Smoke was rushing up the stairs and Saili said he could see flames in the room opposite his in the hallway.

He retreated into his room and called 111.

“The guy I was talking to told me ‘if you stay in your room, get as low as you can’.”

But the floor was getting even hotter and the smoke was becoming thicker.

“I couldn’t breathe anymore, I had to get out.”

He started winding open his bedroom window, managing to create what he estimated to be about a 30cm opening. Saili did not think he would fit through, but was able to squeeze out of the gap and on to the roof outside.

“I wasn’t going to die in that fire,” he said.

Across the other side of the roof he could see a fire truck with a ladder reaching up to the roof. He made his way over and banged on the cage atop the ladder until a rescuer noticed him, and brought him to safety.

Saili said all that was going through his mind as he tried to escape the burning building was: “I’m dying, I’m definitely dead.”

He said when he was rescued he felt a mixture of emotions. “Relieved I was still f***ing breathing. Angry because I lost all my shit.”
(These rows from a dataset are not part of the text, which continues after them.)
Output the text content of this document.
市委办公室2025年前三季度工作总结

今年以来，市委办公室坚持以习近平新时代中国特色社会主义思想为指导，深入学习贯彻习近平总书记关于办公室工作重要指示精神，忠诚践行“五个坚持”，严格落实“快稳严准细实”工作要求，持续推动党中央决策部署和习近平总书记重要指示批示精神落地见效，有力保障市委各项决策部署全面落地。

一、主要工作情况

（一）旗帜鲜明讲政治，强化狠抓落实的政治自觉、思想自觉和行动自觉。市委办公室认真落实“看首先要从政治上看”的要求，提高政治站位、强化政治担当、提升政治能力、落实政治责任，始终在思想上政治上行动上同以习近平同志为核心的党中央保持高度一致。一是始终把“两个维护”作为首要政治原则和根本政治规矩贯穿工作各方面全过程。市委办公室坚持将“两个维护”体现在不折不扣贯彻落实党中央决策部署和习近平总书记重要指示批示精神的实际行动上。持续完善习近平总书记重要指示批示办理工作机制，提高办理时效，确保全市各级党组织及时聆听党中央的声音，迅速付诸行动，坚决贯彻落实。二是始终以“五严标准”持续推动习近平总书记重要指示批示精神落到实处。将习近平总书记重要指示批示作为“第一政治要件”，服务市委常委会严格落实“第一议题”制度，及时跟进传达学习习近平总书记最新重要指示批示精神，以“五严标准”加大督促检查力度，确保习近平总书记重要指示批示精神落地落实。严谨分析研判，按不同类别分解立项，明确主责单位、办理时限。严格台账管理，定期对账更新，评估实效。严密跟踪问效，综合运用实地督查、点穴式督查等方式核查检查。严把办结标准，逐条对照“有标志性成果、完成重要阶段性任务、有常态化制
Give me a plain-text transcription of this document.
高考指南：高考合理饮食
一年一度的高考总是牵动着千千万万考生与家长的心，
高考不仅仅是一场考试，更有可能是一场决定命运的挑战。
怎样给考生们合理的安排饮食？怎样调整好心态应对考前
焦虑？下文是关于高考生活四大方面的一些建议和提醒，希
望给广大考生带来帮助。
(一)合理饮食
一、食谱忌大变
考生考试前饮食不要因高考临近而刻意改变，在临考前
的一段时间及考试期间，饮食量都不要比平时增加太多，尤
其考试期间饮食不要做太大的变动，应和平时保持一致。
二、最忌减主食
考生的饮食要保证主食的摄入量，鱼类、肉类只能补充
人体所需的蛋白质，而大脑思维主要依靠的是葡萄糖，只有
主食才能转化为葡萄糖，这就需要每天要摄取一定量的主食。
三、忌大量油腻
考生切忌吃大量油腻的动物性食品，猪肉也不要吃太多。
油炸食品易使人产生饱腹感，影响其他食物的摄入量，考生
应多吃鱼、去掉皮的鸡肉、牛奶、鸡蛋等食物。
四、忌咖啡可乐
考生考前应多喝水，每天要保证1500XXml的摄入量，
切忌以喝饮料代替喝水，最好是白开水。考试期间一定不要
The scene outside Loafers Lodge after the deadly fire that swept through the building on Adelaide Rd, Wellington. Photo / Mark Mitchell

The scene outside Loafers Lodge after the deadly fire that swept through the building on Adelaide Rd, Wellington. Photo / Mark Mitchell

Since then, he hasn’t been able to sleep or eat properly due to the trauma he suffered, and said his thoughts were always somewhere else.

“I shut my eyes for a minute and I’m back in that place,” he said.

He tries not to think of the fire, but said it was “bad”.

“It was wild. It was raging.”

He regrets not moving out, but hadn’t wanted to lose his bond money by moving without talking to the manager first.

“Shoulda woulda coulda,” he said.

“I should have moved the day before. I should have heeded that f***ing warning when I woke up first... there’s a lot of what ifs.

“All I want to do is get back [to the hostel] and see if my room’s all right. I don’t think so.”

He said it was “really sad” that people had died in the fire.

“Nobody went to sleep that night thinking they would die.”